NY Post – The night before he went AWOL from the Mets, pitcher Matt Harvey was partying into the wee hours at a Meatpacking District hot spot, sources told The Post. The “Dark Knight” was celebrating a late Cinco de Mayo at 1Oak until 4 a.m. Saturday — just hours before he failed to show up for a game at Citi Field, reportedly because of a “migraine,” sources said. Harvey — who makes $5.1 million and is 2-2 with a 5.14 ERA this season — rolled up on the velvet rope club “with his boys” at about 1 a.m. and settled into a private table, the sources said. The star pitcher threw back a triple play of top-shelf booze, including Armand de Brignac “Ace of Spades” Champagne, Don Julio 1942 tequila and Belvedere vodka, witnesses said. Harvey and his entourage kept to themselves until leaving the West 17th Street club, sources said. What happened the rest of Saturday is the subject of debate — with MLB sources and Harvey’s camp spinning different versions. Mets manager Terry Collins first noticed his pitcher’s absence as the Amazin’s took batting practice at Citi Field around 4:30 p.m., sources told The Post. Harvey, 28, was not slated to pitch, but was still expected to be at the game, so Collins asked pitching coach Dan Warthen to telephone him. The coach got no answer, baseball sources said.

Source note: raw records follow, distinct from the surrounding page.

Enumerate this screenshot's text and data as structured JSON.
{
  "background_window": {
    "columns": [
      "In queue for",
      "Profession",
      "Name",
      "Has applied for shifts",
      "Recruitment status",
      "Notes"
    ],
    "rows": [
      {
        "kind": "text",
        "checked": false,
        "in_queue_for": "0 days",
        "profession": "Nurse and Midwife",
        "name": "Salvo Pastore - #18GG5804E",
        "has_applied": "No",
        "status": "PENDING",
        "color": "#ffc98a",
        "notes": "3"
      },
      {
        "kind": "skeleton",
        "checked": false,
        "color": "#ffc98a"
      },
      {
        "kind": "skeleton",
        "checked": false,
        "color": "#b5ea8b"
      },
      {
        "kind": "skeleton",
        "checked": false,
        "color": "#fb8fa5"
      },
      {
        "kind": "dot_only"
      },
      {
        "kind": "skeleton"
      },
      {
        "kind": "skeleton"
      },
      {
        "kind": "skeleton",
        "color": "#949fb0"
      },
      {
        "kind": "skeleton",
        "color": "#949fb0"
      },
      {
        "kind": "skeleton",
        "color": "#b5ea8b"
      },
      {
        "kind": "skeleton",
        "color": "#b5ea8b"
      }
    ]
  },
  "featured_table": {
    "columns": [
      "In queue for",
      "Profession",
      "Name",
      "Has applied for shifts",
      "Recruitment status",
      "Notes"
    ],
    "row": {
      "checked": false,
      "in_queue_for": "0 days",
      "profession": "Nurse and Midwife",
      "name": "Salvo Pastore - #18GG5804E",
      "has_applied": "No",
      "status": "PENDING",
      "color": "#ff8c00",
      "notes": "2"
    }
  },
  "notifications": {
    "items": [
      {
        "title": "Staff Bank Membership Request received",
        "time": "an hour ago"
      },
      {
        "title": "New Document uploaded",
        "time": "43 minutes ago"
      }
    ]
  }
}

Saturdays Are For The Hamptons
ESPN - The New York Mets performed a welfare check on Matt Harvey when the starting pitcher didn’t report to Citi Field on Saturday, according to multiple reports. According to the reports, Harvey’s absence was noted Saturday afternoon and personnel were sent to his Manhattan apartment around 10 p.m. ET.
And the Matt Harvey Saga rolls on. As dramatic, as cliche, and as fucking Mets as it gets. First things first, would have loved to know that Matt Harvey was running around rocking our gear before I called him an asshole, a chick, a diva, a douche, and proclaimed I was hashtag done #done with him:
Our merch guy Chip sent me over his order confirmation and was like “I saw this a couple weeks ago. Didnt think it was the real Matt Harvey.” It was like a 500 dollar order of shit. Whoops! Sorry. But hashtag done is like a Cuncel. There’s no going back. So, thanks for wearing the shirts but I said what I said.
And I’m doubling down here because you’re definitely an asshole if you’re at 1Oak for Cinco De Mayo. I mean grow up, Matt. Cinco de Drinko, dude! Just grow up. As with anything else in life, you wanna party all night long, go for it. Make all the bad decisions you want. Booze, drugs, pussy, all the vices. But you have to make it to work. Showing up to class, showing up to work, showing up to your 5 million dollar job as a fucking pro baseball player – its all half the battle. This dude Matt Harvey couldnt make it to the ballpark ON A DAY HE WASNT PITCHING. He needed to make it to the stadium by like 4 fucking PM. You know how many baseball games I’ve just “gone” to hungover? ALL OF THEM. Just get to the park and sit there hungover like every baseball player ever did in the 80s. To shoot yourself in the foot like this on a fucking off day is INSANELY stupid.
Also a couple other things – how fucking terrible do you think Matt Harvey’s crew of club boyz is? “Rolled up to the velvet rope with his boys” PUUUUKE. Bunch of Patriots fans Yankee fans from New London rolling up to 1Oak like the actual Mean Street Posse. Like Sack Lodge and his friends from Wedding Crashers. Just walking through the club going “Sluts, man!” Worse than Kershaw’s crew.
Last but not least, the Mets with a goddam Welfare Check. I dunno if thats standard procedure. Maybe it is. Maybe they just sent some clubhouse guy to his apartment like “Go wake up drunk ass Matt” and that needs to be officially reported as a Welfare Check. But all I know is its the most dramatic terminology ever. Makes everyone look like an asshole. Like the Knicks with Derrick Rose. Dont even know where their own players are. Might be dead! Might he hanging from the ceiling! Thats how bad Matt Harvey wants to be a Yankee! Just more perception problems. Worst PR in sports. They have won 7 out of 10 and are still a walking circus because of their inability to control a story.
PS – If this is Lima related, thats such a goddam chick move. We used to think Harvey would win a Cy Young now he cant win a Break Up. Going out till 4am and missing work over a chick is soft. I bet he danced on tables too.